At some point, the high that came with “You’ve got a match!” lost all value and meaning. Did it provide me with instant gratification…absolutely! But instant gratification was all it was. These matches didn’t lead to any genuine connections because I was so concerned with my insecurities, my photos being judged, and whether I was attractive enough to get a date. It became exhausting and quite depleting. I decided to put dating on hold. I realized that my insecurities and value on physical appearance were harming my relationship with myself. I needed to date myself for a bit! I discovered hobbies and interests and things that made me genuinely happy outside of the search for a partner. I fell in love with me!
Was this process easy, heck no! But the moment it became a bit easier was when I started to notice these patterns within myself through a non-judgmental and nonreactive lens. Research suggests that higher levels of mindfulness make an individual less absorbed by negative feelings and thoughts that lead to low self-esteem. The practice of mindfulness allowed me to be in the present moment without judging myself, both physically and emotionally.

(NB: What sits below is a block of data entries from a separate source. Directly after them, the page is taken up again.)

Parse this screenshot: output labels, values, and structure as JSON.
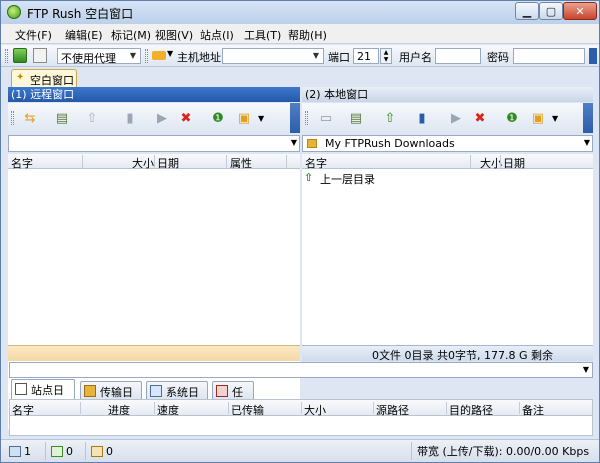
{
  "window": {
    "title": "FTP Rush  空白窗口"
  },
  "menu": [
    "文件(F)",
    "编辑(E)",
    "标记(M)",
    "视图(V)",
    "站点(I)",
    "工具(T)",
    "帮助(H)"
  ],
  "connect_bar": {
    "proxy_value": "不使用代理",
    "host_label": "主机地址",
    "host_value": "",
    "port_label": "端口",
    "port_value": "21",
    "user_label": "用户名",
    "user_value": "",
    "pass_label": "密码",
    "pass_value": ""
  },
  "doc_tab": {
    "label": "空白窗口"
  },
  "remote": {
    "header": "(1) 远程窗口",
    "path": "",
    "columns": [
      "名字",
      "大小",
      "日期",
      "属性"
    ]
  },
  "local": {
    "header": "(2) 本地窗口",
    "path": "My FTPRush Downloads",
    "columns": [
      "名字",
      "大小",
      "日期"
    ],
    "rows": [
      {
        "name": "上一层目录"
      }
    ],
    "status": "0文件 0目录 共0字节, 177.8 G 剩余"
  },
  "log_tabs": [
    "站点日志",
    "传输日志",
    "系统日志",
    "任务"
  ],
  "log_columns": [
    "名字",
    "进度",
    "速度",
    "已传输",
    "大小",
    "源路径",
    "目的路径",
    "备注"
  ],
  "statusbar": {
    "count1": "1",
    "count2": "0",
    "count3": "0",
    "bandwidth": "带宽 (上传/下载): 0.00/0.00 Kbps"
  }
}
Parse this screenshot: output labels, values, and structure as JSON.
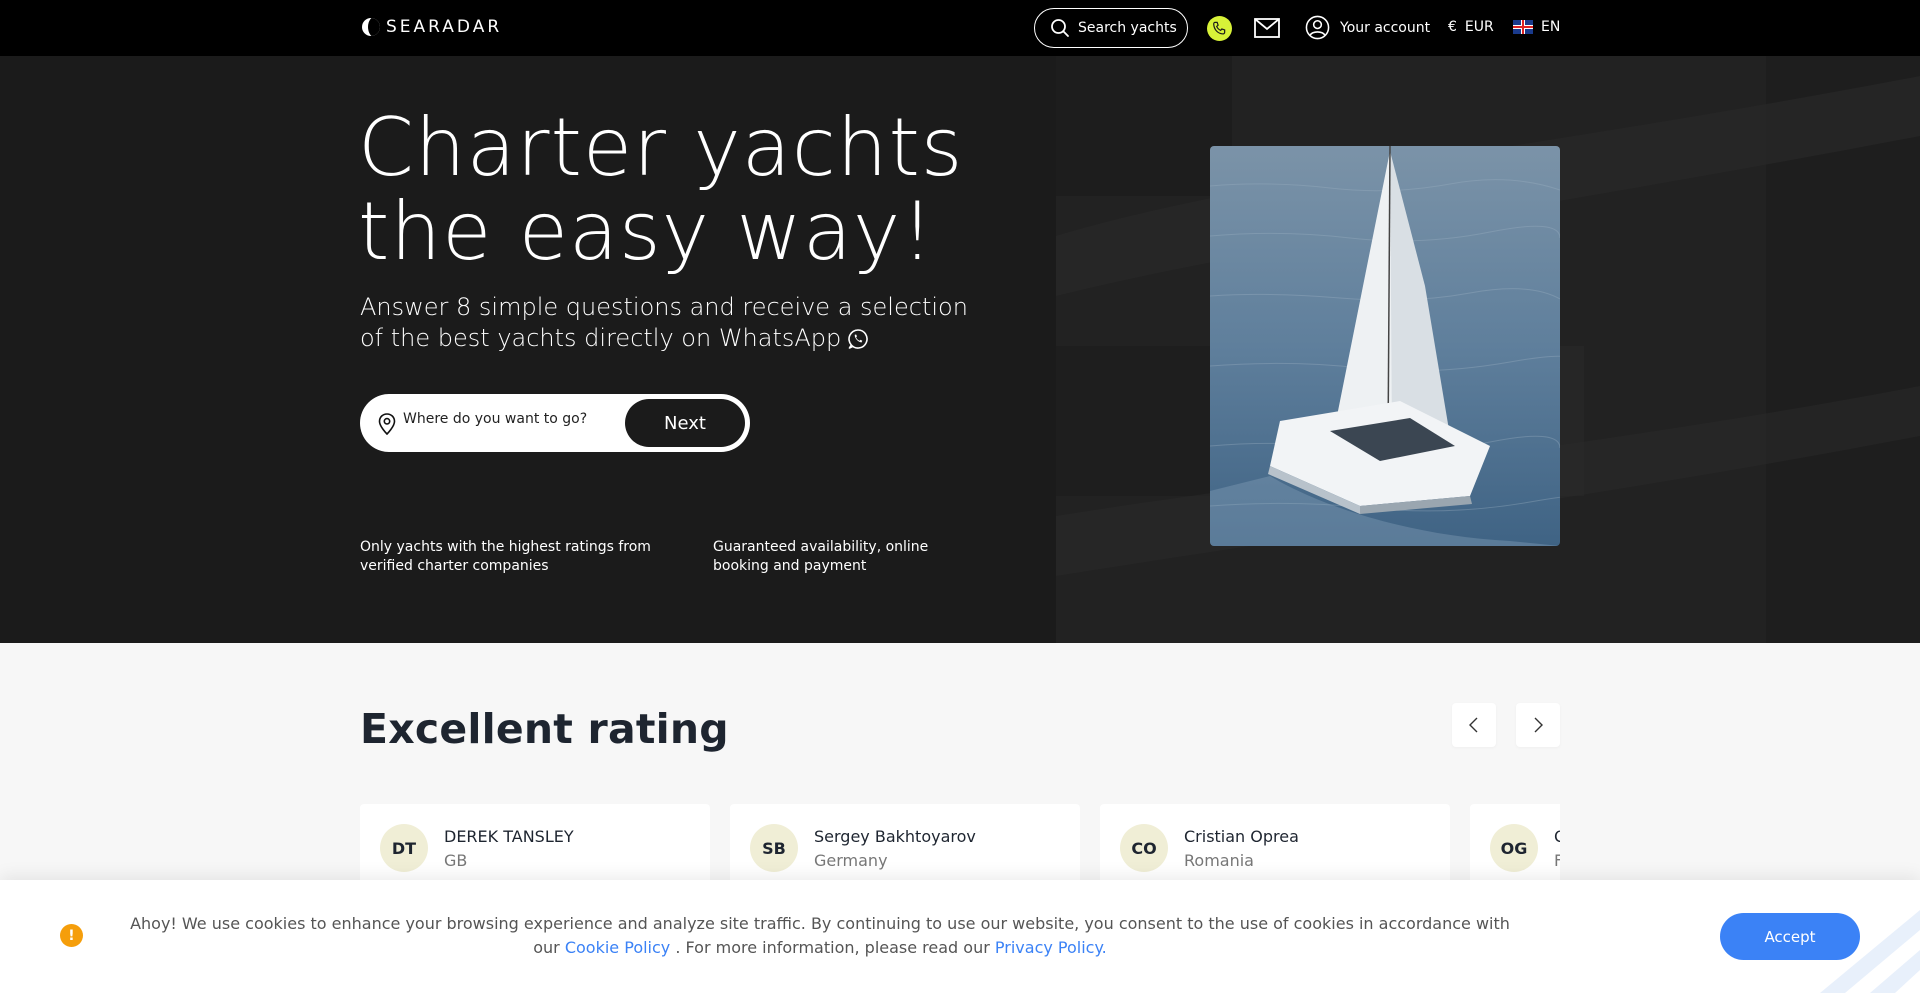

I began embracing things I was grateful for that my body did for me, rather than only emphasizing my body size and appearance. I stopped judging the limitations of my body and instead accepted them as a part of my uniqueness. I acknowledged the
loneliness that came with being single but no longer judged my journey’s differences from others and instead honoured the emotions that came up from it, which let’s be honest were sometimes sadness and jealousy!
It’s okay to feel sad! It’s okay to want to find a partner! But what is more important is loving yourself first!
Here are some tips for improving your self esteem 1. Each day, tell yourself each day 3 that you love about yourself.
2. Challenge yourself to look in the mirror in your birthday suit and tell yourself how much you love you!
3. Take time each day to do something that feeds your soul, whether it be walking, meditating, reading, being in nature, or watching mindless tv!
4. Honour your thoughts and feelings for what they are while recognizing when your worth is placed in someone else’s hands and take that power back!
That one profile photo doesn’t define you. You define you!